Download or read book Managing Conflict Resolution written by Sean McCollum and published by Infobase Publishing. This book was released on 2009 with total page 137 pages. Available in PDF, EPUB and Kindle. Book excerpt: Offers an overview of conflict management, discussing how conflicts arise in homes, schools, and the community and describing the different methods people have developed to deal with conflict and find possible resolutions.

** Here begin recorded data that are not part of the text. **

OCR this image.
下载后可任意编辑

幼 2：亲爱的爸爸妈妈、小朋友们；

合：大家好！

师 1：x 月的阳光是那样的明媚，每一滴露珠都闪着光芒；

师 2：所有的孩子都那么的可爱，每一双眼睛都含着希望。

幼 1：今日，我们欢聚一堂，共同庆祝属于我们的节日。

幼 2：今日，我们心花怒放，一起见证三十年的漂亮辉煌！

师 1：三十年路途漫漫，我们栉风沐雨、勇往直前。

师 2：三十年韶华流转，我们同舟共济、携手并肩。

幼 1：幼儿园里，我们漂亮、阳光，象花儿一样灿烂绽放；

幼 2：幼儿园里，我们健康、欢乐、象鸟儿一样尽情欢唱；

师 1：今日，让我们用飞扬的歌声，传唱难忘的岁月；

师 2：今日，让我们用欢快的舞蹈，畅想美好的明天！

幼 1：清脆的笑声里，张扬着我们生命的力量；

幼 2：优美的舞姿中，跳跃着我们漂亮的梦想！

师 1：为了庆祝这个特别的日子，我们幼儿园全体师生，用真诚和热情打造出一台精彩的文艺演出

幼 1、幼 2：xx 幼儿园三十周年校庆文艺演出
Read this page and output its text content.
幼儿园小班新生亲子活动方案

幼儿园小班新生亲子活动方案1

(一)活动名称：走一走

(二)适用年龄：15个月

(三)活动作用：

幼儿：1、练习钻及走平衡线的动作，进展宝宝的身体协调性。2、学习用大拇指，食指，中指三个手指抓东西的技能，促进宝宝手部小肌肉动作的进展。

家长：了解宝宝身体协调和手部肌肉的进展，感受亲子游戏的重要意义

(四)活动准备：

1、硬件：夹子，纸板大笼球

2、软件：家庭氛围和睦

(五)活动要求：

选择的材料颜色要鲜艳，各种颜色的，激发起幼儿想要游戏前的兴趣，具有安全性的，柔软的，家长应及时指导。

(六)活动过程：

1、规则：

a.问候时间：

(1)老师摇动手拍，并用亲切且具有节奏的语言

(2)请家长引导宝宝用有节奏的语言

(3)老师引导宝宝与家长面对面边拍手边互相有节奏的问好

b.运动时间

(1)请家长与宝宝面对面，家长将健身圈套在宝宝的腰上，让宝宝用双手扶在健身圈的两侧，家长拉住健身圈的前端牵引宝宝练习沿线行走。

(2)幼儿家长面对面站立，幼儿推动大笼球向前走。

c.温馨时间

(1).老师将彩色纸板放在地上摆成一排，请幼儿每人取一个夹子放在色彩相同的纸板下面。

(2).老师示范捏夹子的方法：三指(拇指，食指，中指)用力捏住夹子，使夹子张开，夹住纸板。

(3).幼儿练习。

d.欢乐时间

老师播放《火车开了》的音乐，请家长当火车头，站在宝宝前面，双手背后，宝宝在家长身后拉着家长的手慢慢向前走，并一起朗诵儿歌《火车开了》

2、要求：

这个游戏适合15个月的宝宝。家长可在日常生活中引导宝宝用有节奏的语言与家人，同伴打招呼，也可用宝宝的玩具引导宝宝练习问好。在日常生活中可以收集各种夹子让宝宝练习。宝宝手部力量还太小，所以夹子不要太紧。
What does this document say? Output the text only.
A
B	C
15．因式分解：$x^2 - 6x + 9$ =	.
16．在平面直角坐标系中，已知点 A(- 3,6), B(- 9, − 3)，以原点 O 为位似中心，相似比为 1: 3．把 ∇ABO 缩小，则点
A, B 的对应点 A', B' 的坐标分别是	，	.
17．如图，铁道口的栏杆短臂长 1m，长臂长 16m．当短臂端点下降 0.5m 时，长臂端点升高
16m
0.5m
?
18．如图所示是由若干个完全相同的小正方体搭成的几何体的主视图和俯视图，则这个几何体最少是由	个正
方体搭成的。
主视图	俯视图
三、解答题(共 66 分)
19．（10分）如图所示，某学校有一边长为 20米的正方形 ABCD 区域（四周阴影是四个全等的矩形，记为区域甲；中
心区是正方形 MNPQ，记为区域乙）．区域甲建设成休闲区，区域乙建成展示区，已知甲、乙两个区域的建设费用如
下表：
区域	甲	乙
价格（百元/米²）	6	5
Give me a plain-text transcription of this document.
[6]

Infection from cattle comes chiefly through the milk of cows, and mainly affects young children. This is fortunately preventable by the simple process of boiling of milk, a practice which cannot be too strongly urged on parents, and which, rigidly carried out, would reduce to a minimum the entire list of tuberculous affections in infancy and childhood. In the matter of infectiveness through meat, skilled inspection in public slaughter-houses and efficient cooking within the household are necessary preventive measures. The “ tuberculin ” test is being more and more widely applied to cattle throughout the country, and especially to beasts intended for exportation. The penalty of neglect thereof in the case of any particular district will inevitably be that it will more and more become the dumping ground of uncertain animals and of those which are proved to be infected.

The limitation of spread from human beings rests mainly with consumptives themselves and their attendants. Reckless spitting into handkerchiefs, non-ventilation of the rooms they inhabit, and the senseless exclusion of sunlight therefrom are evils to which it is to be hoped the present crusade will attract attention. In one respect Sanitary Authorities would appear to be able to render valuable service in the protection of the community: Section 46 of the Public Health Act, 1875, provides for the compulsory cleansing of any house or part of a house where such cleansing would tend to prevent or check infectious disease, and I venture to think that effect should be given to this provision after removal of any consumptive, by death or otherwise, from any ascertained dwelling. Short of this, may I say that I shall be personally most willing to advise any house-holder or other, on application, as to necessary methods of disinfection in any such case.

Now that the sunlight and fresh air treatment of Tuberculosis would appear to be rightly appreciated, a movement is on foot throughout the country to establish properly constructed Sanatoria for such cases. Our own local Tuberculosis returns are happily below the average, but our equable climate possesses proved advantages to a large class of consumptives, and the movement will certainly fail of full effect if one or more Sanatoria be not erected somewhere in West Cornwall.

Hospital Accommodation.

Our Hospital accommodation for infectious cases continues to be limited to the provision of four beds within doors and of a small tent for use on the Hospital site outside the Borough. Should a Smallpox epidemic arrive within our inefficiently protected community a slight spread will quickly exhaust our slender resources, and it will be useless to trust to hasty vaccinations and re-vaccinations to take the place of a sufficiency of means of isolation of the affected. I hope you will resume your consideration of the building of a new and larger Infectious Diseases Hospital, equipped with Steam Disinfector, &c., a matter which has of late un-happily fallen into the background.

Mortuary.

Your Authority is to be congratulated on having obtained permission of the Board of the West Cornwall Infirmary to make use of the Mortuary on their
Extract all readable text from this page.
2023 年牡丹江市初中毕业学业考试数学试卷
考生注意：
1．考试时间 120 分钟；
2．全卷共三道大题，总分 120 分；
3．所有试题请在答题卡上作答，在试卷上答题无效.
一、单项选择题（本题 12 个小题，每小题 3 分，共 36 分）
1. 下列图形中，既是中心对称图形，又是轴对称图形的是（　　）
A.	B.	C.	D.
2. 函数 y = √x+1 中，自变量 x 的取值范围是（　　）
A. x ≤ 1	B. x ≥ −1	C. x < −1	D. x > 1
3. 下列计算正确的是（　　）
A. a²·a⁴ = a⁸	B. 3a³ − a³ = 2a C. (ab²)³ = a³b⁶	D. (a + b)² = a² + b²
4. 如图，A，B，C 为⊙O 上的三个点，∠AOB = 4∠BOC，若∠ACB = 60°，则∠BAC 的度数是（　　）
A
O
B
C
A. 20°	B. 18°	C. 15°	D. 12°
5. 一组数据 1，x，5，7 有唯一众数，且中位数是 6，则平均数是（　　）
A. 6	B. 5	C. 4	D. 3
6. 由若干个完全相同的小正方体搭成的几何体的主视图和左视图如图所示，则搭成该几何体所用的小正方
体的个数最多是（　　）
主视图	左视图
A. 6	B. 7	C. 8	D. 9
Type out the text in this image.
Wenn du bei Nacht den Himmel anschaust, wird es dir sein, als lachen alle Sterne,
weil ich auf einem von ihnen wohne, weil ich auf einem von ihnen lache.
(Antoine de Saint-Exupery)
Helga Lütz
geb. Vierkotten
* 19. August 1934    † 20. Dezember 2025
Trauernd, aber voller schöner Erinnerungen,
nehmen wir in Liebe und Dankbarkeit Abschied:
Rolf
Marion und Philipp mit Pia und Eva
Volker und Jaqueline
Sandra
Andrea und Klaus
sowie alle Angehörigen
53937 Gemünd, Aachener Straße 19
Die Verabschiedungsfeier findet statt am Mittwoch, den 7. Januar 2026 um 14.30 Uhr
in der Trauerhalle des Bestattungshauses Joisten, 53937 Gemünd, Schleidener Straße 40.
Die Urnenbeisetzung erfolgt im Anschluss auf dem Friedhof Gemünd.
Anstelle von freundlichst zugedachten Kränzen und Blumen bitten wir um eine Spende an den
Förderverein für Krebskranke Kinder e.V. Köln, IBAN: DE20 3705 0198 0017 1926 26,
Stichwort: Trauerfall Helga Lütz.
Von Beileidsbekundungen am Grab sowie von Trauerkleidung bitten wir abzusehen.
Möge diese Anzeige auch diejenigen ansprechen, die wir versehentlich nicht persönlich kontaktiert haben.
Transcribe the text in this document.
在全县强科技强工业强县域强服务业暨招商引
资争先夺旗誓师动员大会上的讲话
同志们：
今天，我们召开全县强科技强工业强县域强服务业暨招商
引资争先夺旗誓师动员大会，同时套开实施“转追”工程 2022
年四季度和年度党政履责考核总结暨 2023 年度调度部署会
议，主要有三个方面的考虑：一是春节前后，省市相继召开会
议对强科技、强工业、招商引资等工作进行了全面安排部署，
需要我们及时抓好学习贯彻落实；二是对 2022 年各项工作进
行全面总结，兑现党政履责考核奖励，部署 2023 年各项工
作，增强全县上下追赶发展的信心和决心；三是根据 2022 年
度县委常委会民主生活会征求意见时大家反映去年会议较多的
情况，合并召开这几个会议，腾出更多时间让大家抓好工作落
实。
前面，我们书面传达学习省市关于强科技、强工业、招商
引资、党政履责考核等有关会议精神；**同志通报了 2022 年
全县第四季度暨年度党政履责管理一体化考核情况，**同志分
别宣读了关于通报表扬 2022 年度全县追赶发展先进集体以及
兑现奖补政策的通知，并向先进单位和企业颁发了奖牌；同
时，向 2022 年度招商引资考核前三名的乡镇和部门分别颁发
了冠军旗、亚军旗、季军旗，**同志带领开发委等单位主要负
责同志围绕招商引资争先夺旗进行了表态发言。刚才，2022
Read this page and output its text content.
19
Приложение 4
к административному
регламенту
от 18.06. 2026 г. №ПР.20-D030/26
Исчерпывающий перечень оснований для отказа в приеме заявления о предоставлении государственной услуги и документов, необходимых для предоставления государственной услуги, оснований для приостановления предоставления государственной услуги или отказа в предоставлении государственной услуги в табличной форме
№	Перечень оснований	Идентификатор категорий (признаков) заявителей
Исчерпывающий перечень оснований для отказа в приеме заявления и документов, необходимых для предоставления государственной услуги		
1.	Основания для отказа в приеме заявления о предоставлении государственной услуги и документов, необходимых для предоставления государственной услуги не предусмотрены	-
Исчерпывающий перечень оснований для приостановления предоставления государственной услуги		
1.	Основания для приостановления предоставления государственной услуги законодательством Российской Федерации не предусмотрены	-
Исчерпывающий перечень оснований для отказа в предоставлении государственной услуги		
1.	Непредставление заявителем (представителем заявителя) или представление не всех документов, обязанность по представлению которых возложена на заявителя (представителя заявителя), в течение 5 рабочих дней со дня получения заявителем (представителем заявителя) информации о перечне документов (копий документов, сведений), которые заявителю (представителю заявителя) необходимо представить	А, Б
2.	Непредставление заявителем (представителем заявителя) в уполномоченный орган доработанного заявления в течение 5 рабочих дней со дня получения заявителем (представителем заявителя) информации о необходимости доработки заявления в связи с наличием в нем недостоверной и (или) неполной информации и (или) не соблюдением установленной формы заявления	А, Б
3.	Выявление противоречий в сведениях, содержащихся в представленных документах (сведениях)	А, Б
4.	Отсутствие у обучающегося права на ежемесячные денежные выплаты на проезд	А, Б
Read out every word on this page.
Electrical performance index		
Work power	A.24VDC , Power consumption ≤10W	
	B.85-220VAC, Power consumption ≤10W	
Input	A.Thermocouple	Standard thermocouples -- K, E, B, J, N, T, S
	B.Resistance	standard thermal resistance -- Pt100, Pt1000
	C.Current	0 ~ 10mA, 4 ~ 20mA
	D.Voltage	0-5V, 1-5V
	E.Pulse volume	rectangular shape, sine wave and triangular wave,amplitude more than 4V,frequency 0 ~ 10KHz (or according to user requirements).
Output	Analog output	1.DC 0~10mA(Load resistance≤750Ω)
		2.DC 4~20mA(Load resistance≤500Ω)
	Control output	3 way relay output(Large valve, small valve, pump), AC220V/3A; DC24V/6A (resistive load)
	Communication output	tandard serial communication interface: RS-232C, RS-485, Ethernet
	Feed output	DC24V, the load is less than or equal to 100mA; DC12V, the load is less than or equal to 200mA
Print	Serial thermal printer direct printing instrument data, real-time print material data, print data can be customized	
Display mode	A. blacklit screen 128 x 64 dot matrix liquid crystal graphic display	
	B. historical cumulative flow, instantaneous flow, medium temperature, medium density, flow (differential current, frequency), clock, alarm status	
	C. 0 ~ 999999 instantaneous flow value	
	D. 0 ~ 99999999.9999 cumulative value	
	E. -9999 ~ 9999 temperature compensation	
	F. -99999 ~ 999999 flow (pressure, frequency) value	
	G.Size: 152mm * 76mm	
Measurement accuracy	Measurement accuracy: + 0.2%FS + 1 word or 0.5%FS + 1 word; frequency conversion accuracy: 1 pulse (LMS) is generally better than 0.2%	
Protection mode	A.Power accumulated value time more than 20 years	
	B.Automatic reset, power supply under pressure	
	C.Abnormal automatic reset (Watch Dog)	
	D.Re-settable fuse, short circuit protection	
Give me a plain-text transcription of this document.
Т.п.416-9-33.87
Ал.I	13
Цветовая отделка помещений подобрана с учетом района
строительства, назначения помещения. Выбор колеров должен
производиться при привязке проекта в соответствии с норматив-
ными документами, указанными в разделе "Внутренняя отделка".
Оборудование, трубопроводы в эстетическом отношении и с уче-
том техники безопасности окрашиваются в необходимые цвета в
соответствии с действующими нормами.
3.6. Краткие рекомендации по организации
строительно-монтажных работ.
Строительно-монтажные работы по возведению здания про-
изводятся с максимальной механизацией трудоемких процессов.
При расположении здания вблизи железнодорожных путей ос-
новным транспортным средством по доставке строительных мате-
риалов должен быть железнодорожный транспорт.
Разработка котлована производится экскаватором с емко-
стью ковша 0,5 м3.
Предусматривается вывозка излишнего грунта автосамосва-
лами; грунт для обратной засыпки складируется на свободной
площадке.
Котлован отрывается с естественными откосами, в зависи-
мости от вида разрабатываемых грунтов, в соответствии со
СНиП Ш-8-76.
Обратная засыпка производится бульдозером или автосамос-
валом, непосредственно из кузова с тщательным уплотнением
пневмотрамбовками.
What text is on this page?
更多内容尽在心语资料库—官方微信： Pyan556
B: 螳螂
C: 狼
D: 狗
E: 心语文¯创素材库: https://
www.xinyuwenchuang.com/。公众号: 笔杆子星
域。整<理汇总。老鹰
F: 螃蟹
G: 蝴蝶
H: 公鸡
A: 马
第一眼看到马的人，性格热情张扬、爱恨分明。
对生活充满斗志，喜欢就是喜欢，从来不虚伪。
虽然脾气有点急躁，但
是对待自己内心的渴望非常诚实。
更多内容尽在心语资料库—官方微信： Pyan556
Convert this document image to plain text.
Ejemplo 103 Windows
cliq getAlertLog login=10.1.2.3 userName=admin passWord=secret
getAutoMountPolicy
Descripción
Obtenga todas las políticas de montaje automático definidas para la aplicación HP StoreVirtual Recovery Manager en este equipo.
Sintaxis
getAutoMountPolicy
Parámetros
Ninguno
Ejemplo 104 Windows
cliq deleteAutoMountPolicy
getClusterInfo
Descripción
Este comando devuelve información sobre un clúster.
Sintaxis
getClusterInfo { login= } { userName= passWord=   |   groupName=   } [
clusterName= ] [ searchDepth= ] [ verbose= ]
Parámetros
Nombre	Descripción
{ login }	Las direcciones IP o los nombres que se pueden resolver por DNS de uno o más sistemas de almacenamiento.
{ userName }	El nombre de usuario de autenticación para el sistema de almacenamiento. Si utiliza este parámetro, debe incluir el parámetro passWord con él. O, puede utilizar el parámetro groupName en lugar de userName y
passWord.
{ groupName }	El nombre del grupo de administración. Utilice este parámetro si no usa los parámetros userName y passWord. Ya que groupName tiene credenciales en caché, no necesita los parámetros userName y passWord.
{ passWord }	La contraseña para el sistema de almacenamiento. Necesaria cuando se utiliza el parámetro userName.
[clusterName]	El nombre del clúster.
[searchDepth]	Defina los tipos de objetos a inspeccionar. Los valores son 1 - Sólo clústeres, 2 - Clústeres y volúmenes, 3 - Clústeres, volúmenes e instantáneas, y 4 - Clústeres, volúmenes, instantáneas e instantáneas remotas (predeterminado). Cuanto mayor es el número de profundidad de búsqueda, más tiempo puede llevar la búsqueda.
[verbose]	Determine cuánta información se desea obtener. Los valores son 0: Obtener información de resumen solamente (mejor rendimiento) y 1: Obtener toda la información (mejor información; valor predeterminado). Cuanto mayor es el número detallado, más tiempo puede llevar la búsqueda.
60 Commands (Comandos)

Book Disease Control Priorities  Third Edition  Volume 9

Download or read book Disease Control Priorities Third Edition Volume 9 written by Dean T. Jamison and published by . This book was released on 2023-01-18 with total page 0 pages. Available in PDF, EPUB and Kindle. Book excerpt: Annotation This volume discusses health system policies (including financing global health, quality of care, and strengthening regulatory systems in low- and middle-income countries), as well as the methods and resources used throughout all DCP3 volumes.

Book Western Muslims and Conflicts Abroad

Download or read book Western Muslims and Conflicts Abroad written by Juris Pupcenoks and published by Routledge. This book was released on 2015-12-07 with total page 244 pages. Available in PDF, EPUB and Kindle. Book excerpt: This book explains why reactive conflict spillovers (political violence in response to conflicts abroad) occur in some migrant-background communities in the West. Based on survey data, statistical datasets, more than sixty interviews with Muslim community leaders and activists, ethnographic research in London and Detroit, and open-source data, this book develops a theoretical explanation for how both differences in government policies and features of migrant-background communities interact to influence the nature of foreign-policy focused activism in migrant communities. Utilizing rigorous, mixed-methods case study analysis, the author comparatively analyses the reactions of the Pakistani community in London and the Arab Muslim community in Detroit to the wars in Afghanistan and Iraq during the decade following 9/11. Both communities are politically mobilized and active. However, while London has experienced reactive conflict spillover, Detroit has remained largely peaceful. The key findings show that, with regards to activism in response to foreign policy events, Western Muslim communities primarily politically mobilize on the basis of their ethnic divisions. Nevertheless, one notable exception is the Arab-Israeli conflict, which is viewed through the Islamic lenses; and the common Islamic identity is important in driving mobilization domestically in response to Islamophobia, and counterterrorism policies and practices perceived to be discriminatory. Certain organizational arrangements involving minority community leaders, law enforcement, and government officials help to effectively contain excitable youth who may otherwise engage in deviant behavior. Overall, the following factors contribute to the creation of an environment where reactive conflict spillover is more likely to occur: policies allowing immigration of violent radicals, poor economic integration without extensive civil society inter-group ties, the presence of radical groups, and connections with radical networks abroad.